Degenerate scalar scenario of two Higgs doublet model with a complex singlet scalar

TL;DR

This paper explores a two Higgs doublet model with a complex singlet scalar where the imaginary part serves as dark matter, demonstrating that a degenerate scalar scenario can enable a strong first-order electroweak phase transition compatible with experimental constraints.

Contribution

The study introduces the degenerate scalar scenario in the two Higgs doublet model with a complex singlet scalar, showing its implications for electroweak phase transition and collider phenomenology.

Findings

Degenerate scalars suppress DM-quark scattering.

Strong first-order EWPT is achievable without conflicting with DM constraints.
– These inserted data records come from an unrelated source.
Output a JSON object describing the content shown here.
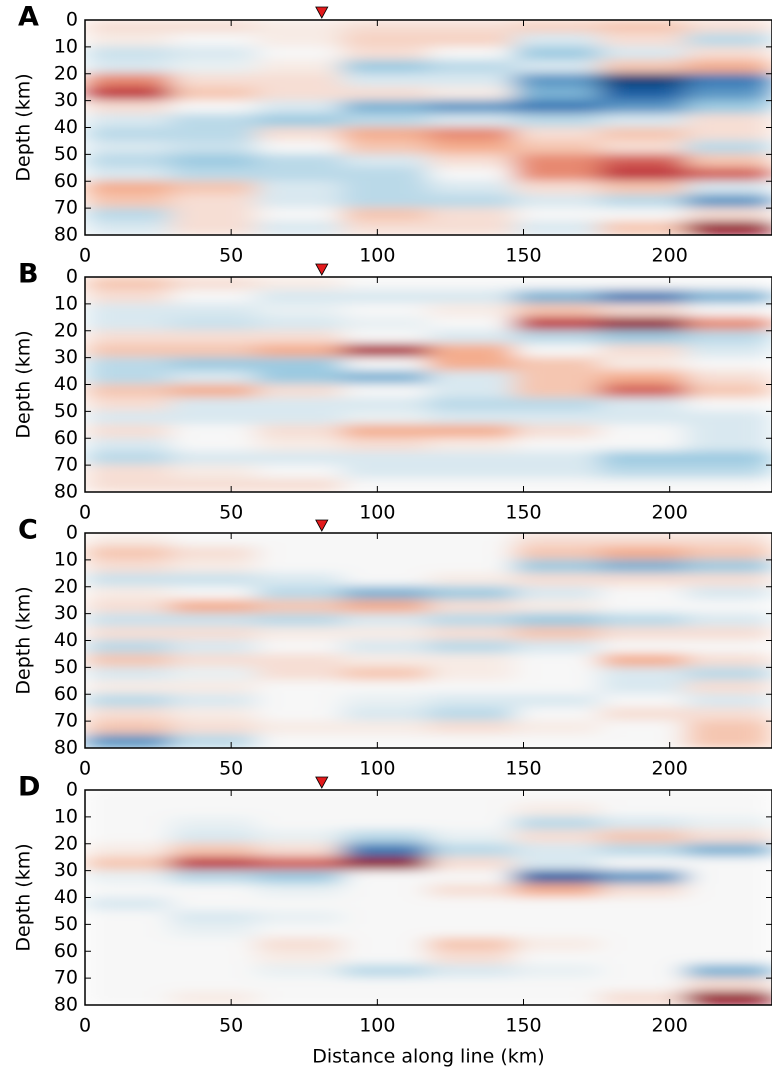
{
  "chart_data": [
    {
      "type": "heatmap",
      "title": "A",
      "ylabel": "Depth (km)",
      "xlim": [
        0,
        235
      ],
      "xticks": [
        0,
        50,
        100,
        150,
        200
      ],
      "ylim": [
        80,
        0
      ],
      "yticks": [
        0,
        10,
        20,
        30,
        40,
        50,
        60,
        70,
        80
      ],
      "zlim": [
        -1,
        1
      ],
      "colormap": [
        "#053061",
        "#2166ac",
        "#92c5de",
        "#f7f7f7",
        "#f4a582",
        "#b2182b",
        "#67001f"
      ],
      "marker_x": 81,
      "marker_color": "#e31a1c",
      "x": [
        14.7,
        44.1,
        73.4,
        102.8,
        132.2,
        161.6,
        190.9,
        220.3
      ],
      "y": [
        2.5,
        7.5,
        12.5,
        17.5,
        22.5,
        27.5,
        32.5,
        37.5,
        42.5,
        47.5,
        52.5,
        57.5,
        62.5,
        67.5,
        72.5,
        77.5
      ],
      "z": [
        [
          0.1,
          0.1,
          0.05,
          0.1,
          0.1,
          0.15,
          0.2,
          0.1
        ],
        [
          0.05,
          0,
          0.05,
          0.15,
          0.15,
          -0.1,
          0.1,
          -0.2
        ],
        [
          -0.15,
          -0.1,
          0,
          0.1,
          0,
          -0.3,
          -0.1,
          0.1
        ],
        [
          -0.1,
          -0.05,
          0.05,
          -0.3,
          -0.2,
          -0.1,
          0.2,
          0.3
        ],
        [
          0.4,
          0.1,
          0.1,
          -0.1,
          -0.1,
          -0.5,
          -0.9,
          -0.6
        ],
        [
          0.6,
          0.2,
          0.1,
          0.1,
          0.05,
          -0.4,
          -0.7,
          -0.5
        ],
        [
          0.1,
          0,
          -0.1,
          -0.4,
          -0.5,
          -0.6,
          -0.5,
          -0.3
        ],
        [
          -0.1,
          -0.2,
          -0.3,
          -0.2,
          -0.1,
          -0.2,
          -0.1,
          0.1
        ],
        [
          -0.2,
          -0.2,
          0.1,
          0.3,
          0.4,
          0.1,
          0.2,
          0.1
        ],
        [
          -0.1,
          -0.15,
          0,
          0.2,
          0.3,
          0.2,
          0.1,
          -0.2
        ],
        [
          -0.2,
          -0.3,
          -0.2,
          -0.1,
          0.1,
          0.4,
          0.5,
          0.2
        ],
        [
          -0.1,
          -0.2,
          -0.2,
          -0.2,
          0,
          0.4,
          0.6,
          0.5
        ],
        [
          0.3,
          0.2,
          -0.1,
          -0.2,
          -0.1,
          0.1,
          0.2,
          -0.1
        ],
        [
          0.2,
          0.1,
          -0.1,
          -0.2,
          -0.2,
          -0.1,
          -0.2,
          -0.5
        ],
        [
          -0.2,
          0.1,
          0,
          0.2,
          0.1,
          0,
          0,
          0.1
        ],
        [
          -0.1,
          0.1,
          -0.1,
          0.1,
          0.1,
          -0.1,
          0.2,
          0.8
        ]
      ]
    },
    {
      "type": "heatmap",
      "title": "B",
      "ylabel": "Depth (km)",
      "xlim": [
        0,
        235
      ],
      "xticks": [
        0,
        50,
        100,
        150,
        200
      ],
      "ylim": [
        80,
        0
      ],
      "yticks": [
        0,
        10,
        20,
        30,
        40,
        50,
        60,
        70,
        80
      ],
      "zlim": [
        -1,
        1
      ],
      "colormap": [
        "#053061",
        "#2166ac",
        "#92c5de",
        "#f7f7f7",
        "#f4a582",
        "#b2182b",
        "#67001f"
      ],
      "marker_x": 81,
      "marker_color": "#e31a1c",
      "x": [
        14.7,
        44.1,
        73.4,
        102.8,
        132.2,
        161.6,
        190.9,
        220.3
      ],
      "y": [
        2.5,
        7.5,
        12.5,
        17.5,
        22.5,
        27.5,
        32.5,
        37.5,
        42.5,
        47.5,
        52.5,
        57.5,
        62.5,
        67.5,
        72.5,
        77.5
      ],
      "z": [
        [
          0.2,
          0.1,
          0.05,
          0,
          0,
          0,
          0,
          0
        ],
        [
          0.1,
          0,
          -0.1,
          -0.1,
          -0.1,
          -0.4,
          -0.6,
          -0.4
        ],
        [
          -0.1,
          -0.1,
          -0.05,
          0,
          0.05,
          0.2,
          0.1,
          0
        ],
        [
          -0.1,
          -0.15,
          -0.1,
          -0.05,
          0,
          0.6,
          0.8,
          0.4
        ],
        [
          0.1,
          0.1,
          0.1,
          0,
          -0.1,
          -0.2,
          -0.3,
          -0.2
        ],
        [
          0.2,
          0.2,
          0.3,
          0.7,
          0.3,
          0,
          0.1,
          -0.1
        ],
        [
          -0.2,
          -0.3,
          -0.3,
          0,
          0.3,
          0.2,
          0.05,
          0
        ],
        [
          -0.2,
          -0.1,
          -0.3,
          -0.4,
          -0.1,
          0.2,
          0.3,
          0.1
        ],
        [
          0.2,
          0.3,
          0.1,
          0,
          -0.1,
          0.2,
          0.5,
          0.2
        ],
        [
          0.1,
          -0.1,
          -0.1,
          -0.1,
          -0.2,
          -0.2,
          -0.1,
          0
        ],
        [
          -0.1,
          -0.1,
          -0.1,
          -0.05,
          -0.1,
          -0.1,
          -0.1,
          -0.1
        ],
        [
          0.1,
          0,
          0.1,
          0.3,
          0.3,
          0.1,
          0,
          -0.1
        ],
        [
          -0.1,
          0,
          0.05,
          0.1,
          0.05,
          0,
          0,
          -0.1
        ],
        [
          -0.2,
          -0.1,
          -0.1,
          -0.1,
          -0.1,
          -0.1,
          -0.3,
          -0.3
        ],
        [
          0.1,
          0.05,
          0,
          -0.1,
          -0.1,
          -0.1,
          -0.2,
          -0.2
        ],
        [
          0.1,
          0.1,
          0.1,
          0,
          0,
          0,
          0,
          0
        ]
      ]
    },
    {
      "type": "heatmap",
      "title": "C",
      "ylabel": "Depth (km)",
      "xlim": [
        0,
        235
      ],
      "xticks": [
        0,
        50,
        100,
        150,
        200
      ],
      "ylim": [
        80,
        0
      ],
      "yticks": [
        0,
        10,
        20,
        30,
        40,
        50,
        60,
        70,
        80
      ],
      "zlim": [
        -1,
        1
      ],
      "colormap": [
        "#053061",
        "#2166ac",
        "#92c5de",
        "#f7f7f7",
        "#f4a582",
        "#b2182b",
        "#67001f"
      ],
      "marker_x": 81,
      "marker_color": "#e31a1c",
      "x": [
        14.7,
        44.1,
        73.4,
        102.8,
        132.2,
        161.6,
        190.9,
        220.3
      ],
      "y": [
        2.5,
        7.5,
        12.5,
        17.5,
        22.5,
        27.5,
        32.5,
        37.5,
        42.5,
        47.5,
        52.5,
        57.5,
        62.5,
        67.5,
        72.5,
        77.5
      ],
      "z": [
        [
          0.05,
          0,
          0,
          0,
          0,
          0.1,
          0.1,
          0.1
        ],
        [
          0.2,
          0.1,
          0,
          0,
          0,
          0.2,
          0.3,
          0.2
        ],
        [
          0.1,
          0.05,
          0,
          0,
          0,
          -0.3,
          -0.4,
          -0.3
        ],
        [
          -0.15,
          -0.15,
          -0.1,
          0,
          0.05,
          0.1,
          0.1,
          0.1
        ],
        [
          0.05,
          0,
          -0.2,
          -0.4,
          -0.3,
          -0.1,
          0,
          -0.1
        ],
        [
          0.1,
          0.3,
          0.2,
          0.3,
          0.1,
          0.05,
          0,
          0
        ],
        [
          -0.15,
          -0.15,
          -0.2,
          -0.1,
          -0.2,
          -0.3,
          -0.2,
          -0.1
        ],
        [
          0.1,
          0.1,
          0.05,
          0.05,
          0.1,
          0.2,
          0.1,
          0.1
        ],
        [
          -0.2,
          -0.1,
          0,
          -0.1,
          -0.2,
          -0.1,
          0,
          0
        ],
        [
          0.2,
          0.1,
          0.1,
          0.05,
          0.05,
          0,
          0.3,
          0.1
        ],
        [
          -0.1,
          -0.05,
          0.1,
          0.2,
          0.05,
          0,
          -0.1,
          -0.2
        ],
        [
          0.05,
          0.05,
          0,
          0,
          0,
          0,
          -0.1,
          0.1
        ],
        [
          -0.2,
          -0.1,
          0,
          -0.05,
          -0.1,
          -0.1,
          0,
          -0.1
        ],
        [
          0.1,
          0.05,
          0,
          -0.1,
          -0.2,
          0,
          0.1,
          0.1
        ],
        [
          0.2,
          0.1,
          0.05,
          0.05,
          0.1,
          0.05,
          0,
          0.2
        ],
        [
          -0.5,
          -0.2,
          0,
          0,
          0,
          0,
          0,
          0.2
        ]
      ]
    },
    {
      "type": "heatmap",
      "title": "D",
      "ylabel": "Depth (km)",
      "xlabel": "Distance along line (km)",
      "xlim": [
        0,
        235
      ],
      "xticks": [
        0,
        50,
        100,
        150,
        200
      ],
      "ylim": [
        80,
        0
      ],
      "yticks": [
        0,
        10,
        20,
        30,
        40,
        50,
        60,
        70,
        80
      ],
      "zlim": [
        -1,
        1
      ],
      "colormap": [
        "#053061",
        "#2166ac",
        "#92c5de",
        "#f7f7f7",
        "#f4a582",
        "#b2182b",
        "#67001f"
      ],
      "marker_x": 81,
      "marker_color": "#e31a1c",
      "x": [
        14.7,
        44.1,
        73.4,
        102.8,
        132.2,
        161.6,
        190.9,
        220.3
      ],
      "y": [
        2.5,
        7.5,
        12.5,
        17.5,
        22.5,
        27.5,
        32.5,
        37.5,
        42.5,
        47.5,
        52.5,
        57.5,
        62.5,
        67.5,
        72.5,
        77.5
      ],
      "z": [
        [
          0,
          0,
          0,
          0,
          0,
          0,
          0,
          0
        ],
        [
          0,
          0,
          0,
          0,
          0,
          0.05,
          0,
          0
        ],
        [
          0,
          -0.05,
          0,
          0,
          0,
          -0.2,
          -0.1,
          -0.05
        ],
        [
          0,
          -0.1,
          -0.05,
          -0.2,
          -0.05,
          0.1,
          0.2,
          0.1
        ],
        [
          0.05,
          0.2,
          0.1,
          -0.6,
          -0.2,
          -0.1,
          -0.2,
          -0.4
        ],
        [
          0.2,
          0.6,
          0.5,
          0.8,
          0.1,
          -0.1,
          0,
          0
        ],
        [
          -0.05,
          -0.2,
          -0.3,
          0,
          0,
          -0.7,
          -0.5,
          0
        ],
        [
          0,
          0,
          -0.05,
          0,
          0.1,
          0.3,
          0.1,
          0
        ],
        [
          -0.1,
          0,
          0,
          0,
          0,
          0,
          0,
          0
        ],
        [
          0,
          -0.1,
          -0.05,
          0,
          0,
          0,
          0,
          0
        ],
        [
          0,
          -0.05,
          0,
          0,
          0,
          0,
          0,
          0
        ],
        [
          0,
          0,
          0.1,
          0,
          0.2,
          0.05,
          0,
          0
        ],
        [
          0,
          0,
          0.05,
          0,
          0.1,
          0,
          0,
          0
        ],
        [
          0,
          0,
          -0.05,
          -0.2,
          -0.1,
          -0.05,
          0,
          -0.4
        ],
        [
          0,
          0,
          0,
          0,
          0,
          0,
          0,
          0.1
        ],
        [
          0,
          0.05,
          0,
          0,
          0,
          0,
          0.1,
          0.8
        ]
      ]
    }
  ]
}
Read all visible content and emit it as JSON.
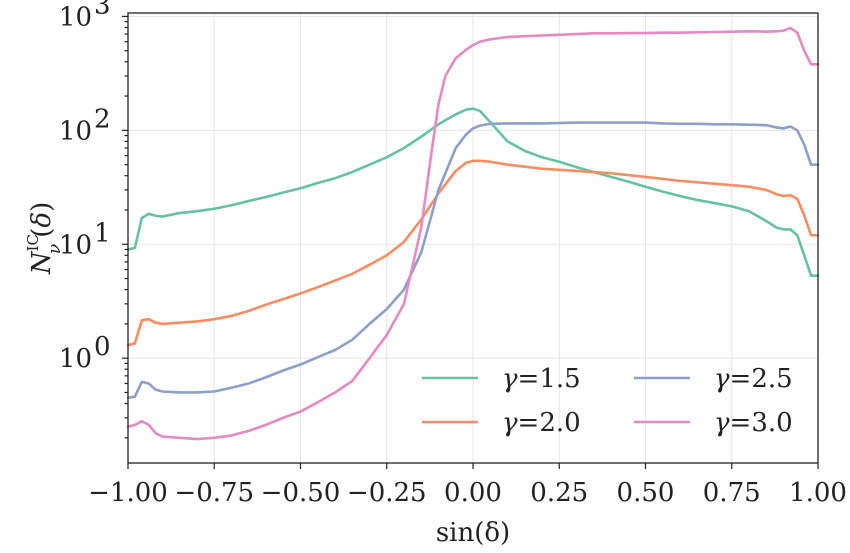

Scalar trilinear coupling shifts could be tested at colliders.

Abstract

We study the two Higgs doublet model with a complex singlet scalar whose imaginary part acts as dark matter (DM). The scattering of DM and quarks, mediated by three CP-even scalars in this model, is suppressed when masses of CP-even scalars are degenerate; that is called the ``degenerate scalar scenario''. Based on this scenario, we show that the strong first-order electroweak phase transition (EWPT) can be achieved without conflicting with constraints from the DM relic density and the direct detection experiments. We also discuss a shift of scalar trilinear coupling from the Standard Model prediction, which could be a test of this model in collider experiments.